Initially I had a problem with the EGR valve. The valve itself was moving properly, but the old, hardened grease in the sensor was holding that part of it in the open position. The ecu saw this as the valve being open, thus adding a LOAD of timing, finally resulting in detonation that couldn't be remedied even with 93 fuel. After cleaning and regreasing the sensor the problem went away. The fuel controller artificially changes the map signal which changes timing - adding timing in this case. Without having a timing light and watching it under a load (impossible without a dyno) the best I could do was make an educated guess. Ultimately removing a few degrees from the distributor was enough to offset the ecu timing change.
So to answer the question directly, there was no detonation at 13.5 AFR, however it may become more sensitive with too much lead timing at those AFR's. Nevertheless, sure beats 11.8 AFR.
The iac valve is nothing more than a bypass valve to let air around the throttle plate that operates on duty cycle (pulses sent from the ecu). This shouldn't effect economy unless you're really idling high; it has no way of changing the fueling directly. There are a lot of these around - the same on most all D series engines I think. If you want , I may have one on the shelf.
The fuel controllr did give me an increase of about 2 mpg, not from leanburn expansion alone, but leaning the wasteful WOT maps and target lambda. This is a neat system btw, always remains in closed loop when at operating temp.
A light would need a little circuitry I believe, but possible.
Not sure what you speak of on the diverging pipes on the odyssey - haven't touched it - the civic, yes, it's got a DX exhaust manifold. The metal plugs and hose is probably the train horn. Eventually I had enough of people running me off the road because they could see the car. There is only one vacuum tank in place to prolong the power braking during coast.

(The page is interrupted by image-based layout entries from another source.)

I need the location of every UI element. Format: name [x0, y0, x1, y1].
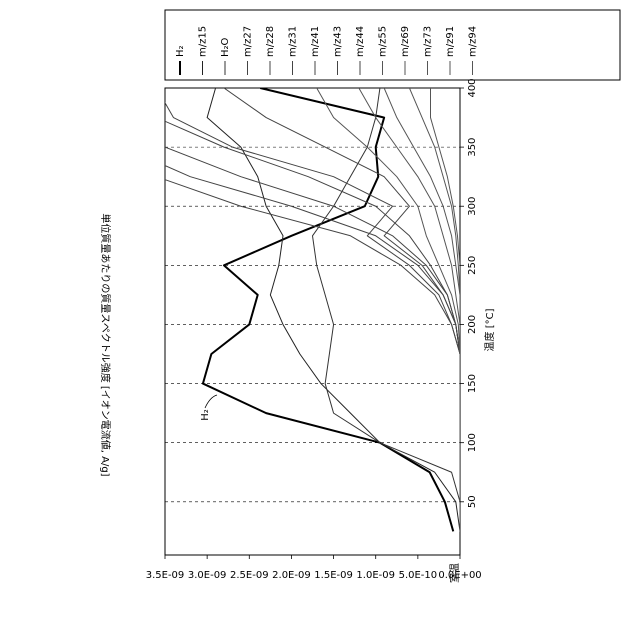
x-tick-label: 100 [467, 433, 478, 452]
legend-box [165, 10, 620, 80]
y-tick-label: 1.0E-09 [356, 570, 395, 581]
y-tick-label: 5.0E-10 [399, 570, 438, 581]
y-tick-label: 3.5E-09 [146, 570, 185, 581]
x-tick-label: 250 [467, 256, 478, 275]
x-tick-label: 150 [467, 374, 478, 393]
legend-label: m/z94 [468, 26, 479, 57]
legend-label: H₂O [220, 37, 231, 57]
legend-label: H₂ [175, 45, 186, 57]
y-tick-label: 2.5E-09 [230, 570, 269, 581]
rotated-chart: 温度 [°C] 単位質量あたりの質量スペクトル強度 [イオン電流値, A/g] … [99, 10, 620, 583]
annotation-leader [205, 395, 217, 408]
series-line [123, 88, 460, 531]
x-tick-label: 350 [467, 138, 478, 157]
curve-annotation: H₂ [200, 409, 211, 421]
y-tick-label: 2.0E-09 [272, 570, 311, 581]
x-tick-label: 50 [467, 495, 478, 508]
series-line [203, 88, 453, 531]
y-axis-label: 単位質量あたりの質量スペクトル強度 [イオン電流値, A/g] [99, 213, 112, 476]
y-tick-label: 1.5E-09 [314, 570, 353, 581]
legend-label: m/z69 [400, 26, 411, 57]
legend-label: m/z41 [310, 26, 321, 57]
x-tick-label: 300 [467, 197, 478, 216]
series-line [313, 88, 461, 531]
legend-label: m/z43 [333, 26, 344, 57]
series-group [123, 88, 460, 531]
legend-label: m/z15 [198, 26, 209, 57]
legend-label: m/z55 [378, 26, 389, 57]
series-line [123, 88, 460, 531]
legend-label: m/z73 [423, 26, 434, 57]
legend-label: m/z31 [288, 26, 299, 57]
plot-frame [165, 88, 460, 555]
x-axis-label: 温度 [°C] [483, 308, 496, 351]
chart: 温度 [°C] 単位質量あたりの質量スペクトル強度 [イオン電流値, A/g] … [0, 0, 640, 640]
series-line [157, 88, 460, 531]
legend-label: m/z27 [243, 26, 254, 57]
legend-label: m/z28 [265, 26, 276, 57]
series-line [123, 88, 460, 531]
legend-label: m/z91 [445, 26, 456, 57]
series-line [384, 88, 460, 531]
series-line [317, 88, 460, 531]
legend-label: m/z44 [355, 26, 366, 57]
y-tick-label: 0.0E+00 [438, 570, 481, 581]
series-line [123, 88, 460, 531]
x-tick-label: 200 [467, 315, 478, 334]
x-tick-label: 400 [467, 78, 478, 97]
y-tick-label: 3.0E-09 [188, 570, 227, 581]
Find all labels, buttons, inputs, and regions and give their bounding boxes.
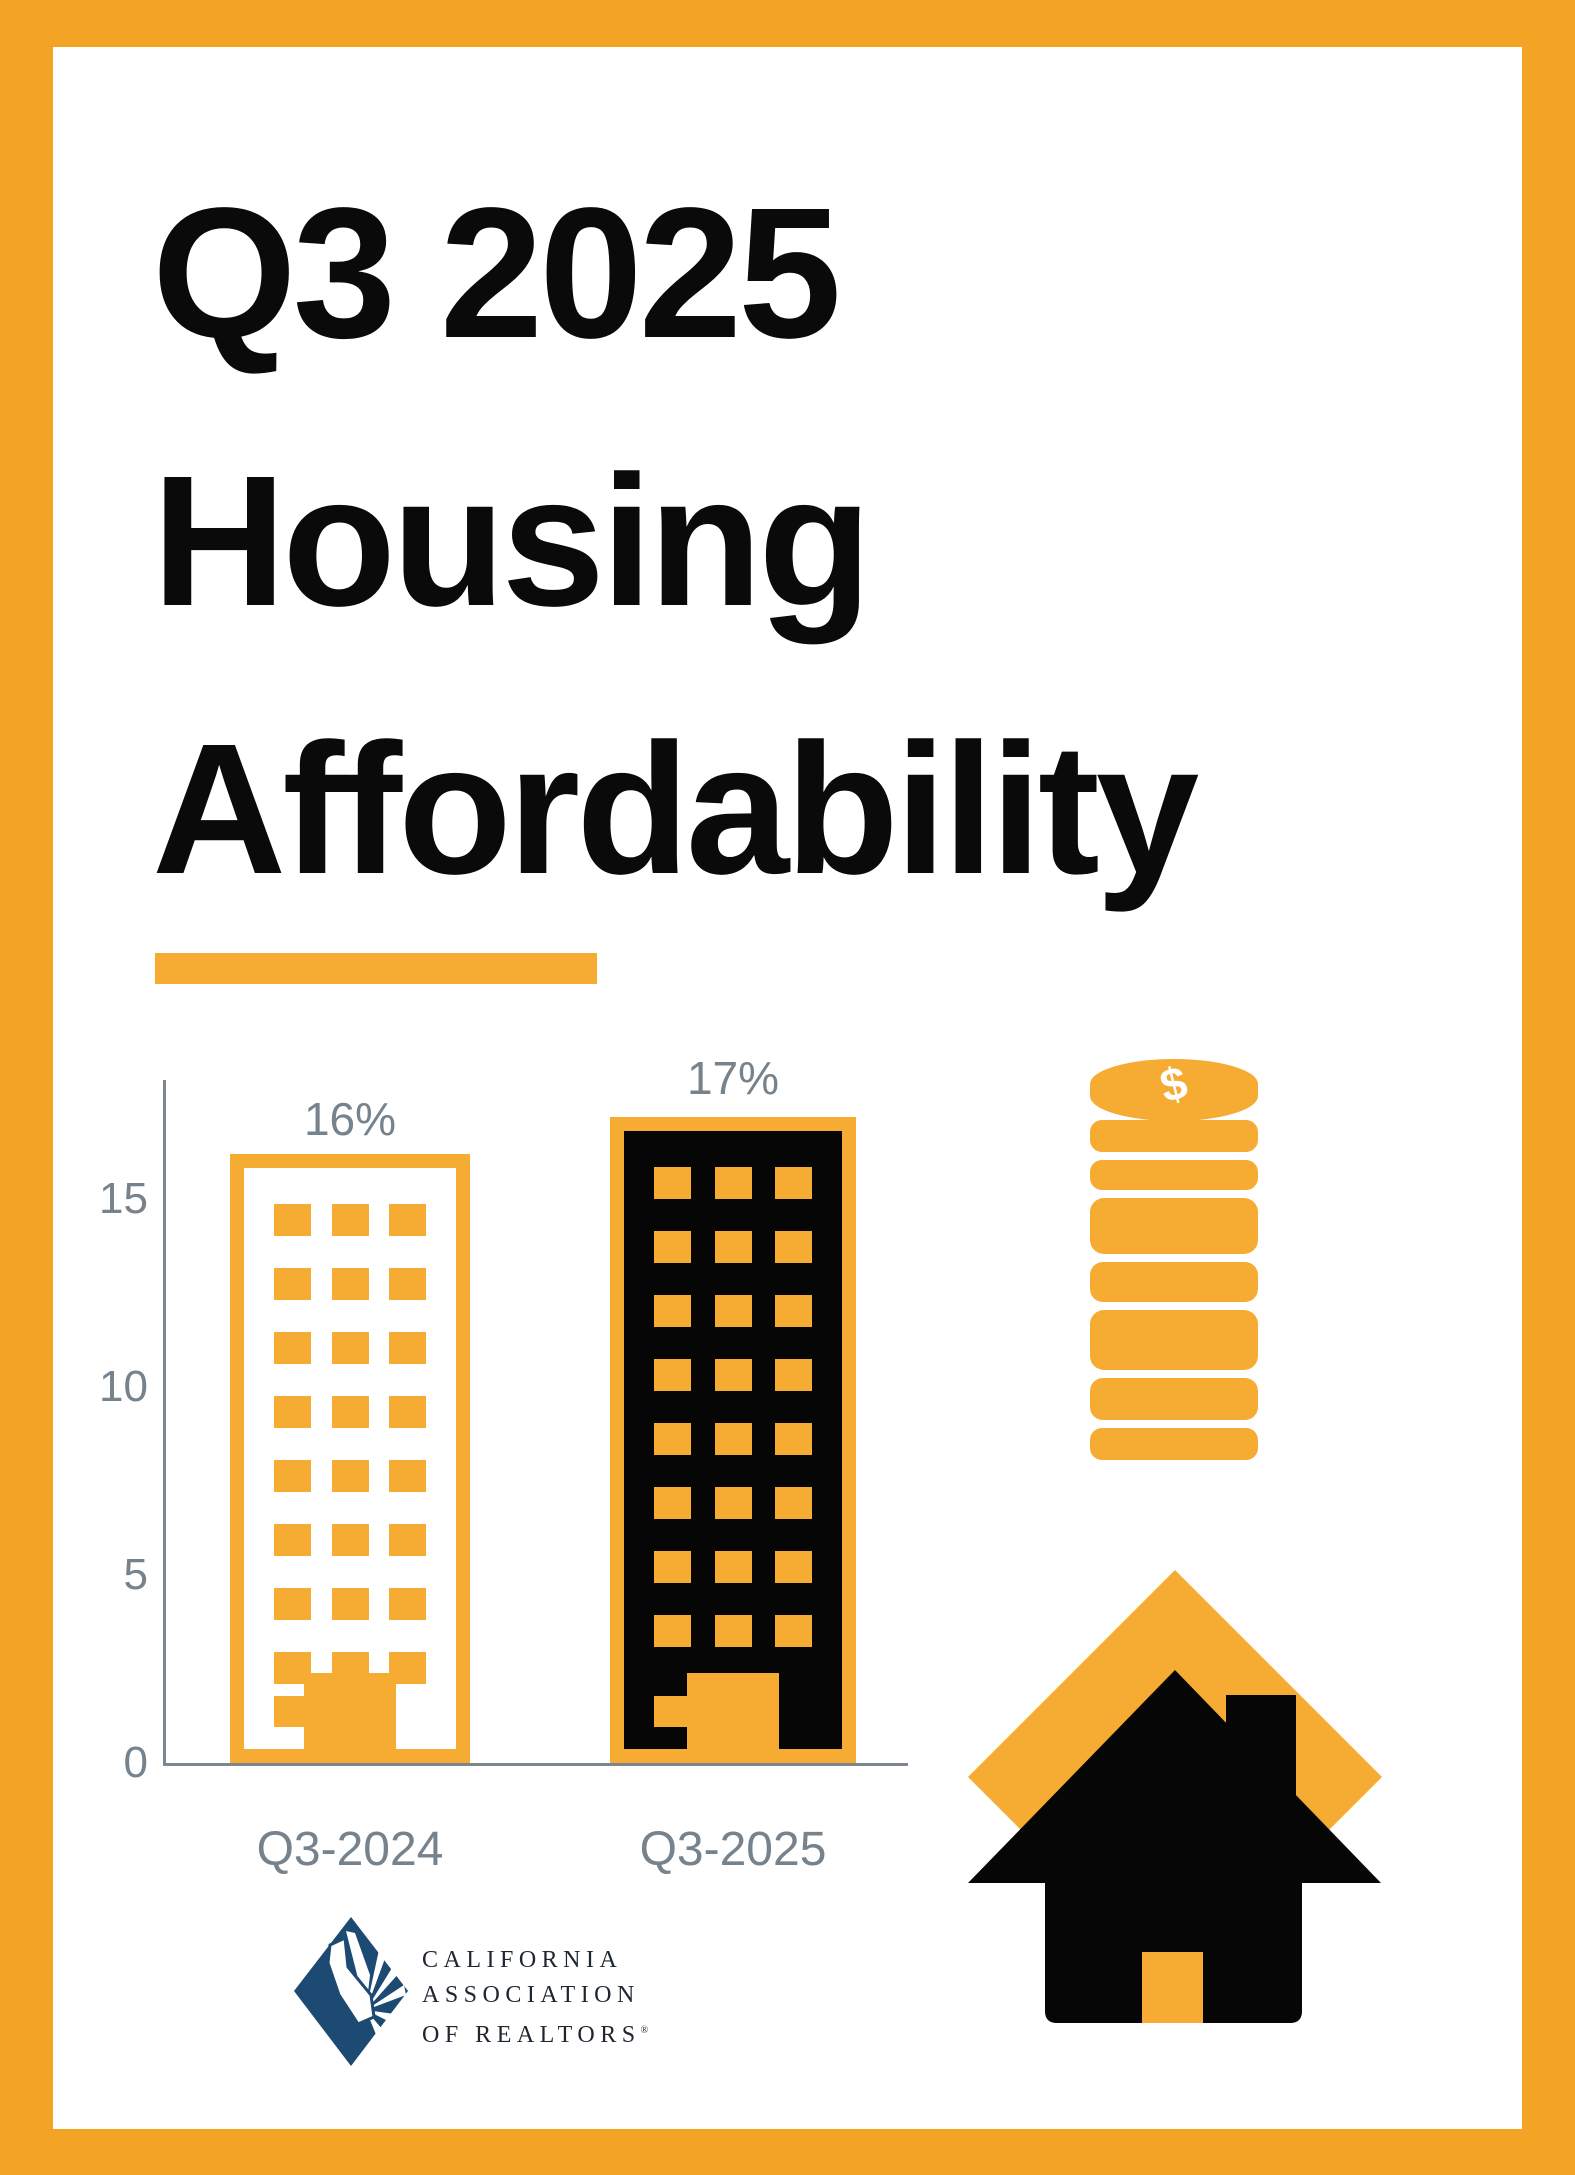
house-door	[1142, 1952, 1203, 2023]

Metal plugs - ahh, you must be talking about the magnetic oil drain plugs? I make those.
With skinny 185 tires, the car was kissing 60, but difficult. The mountainous terrain require a lot of hard braking - 1000' to 4000' back down to 1000' up and down up and down. On flat road 60 would have been easy. These days I opt for the handling rather than that extra mpg and run the 195-50-15's. The extra speed carried through the curves without having to brake compensates a little.
Haven't really modified the odyssey other than the aero. Just bought a CNG Ram Van to haul my cargo, the odyssey will be sold. At $1.69 a gallon, I'll go for extra cargo space.
And no sir, I'm technically not an engineer or mechanic. I run a route through western NC. I suppose what your title is and what you're good at are two different things.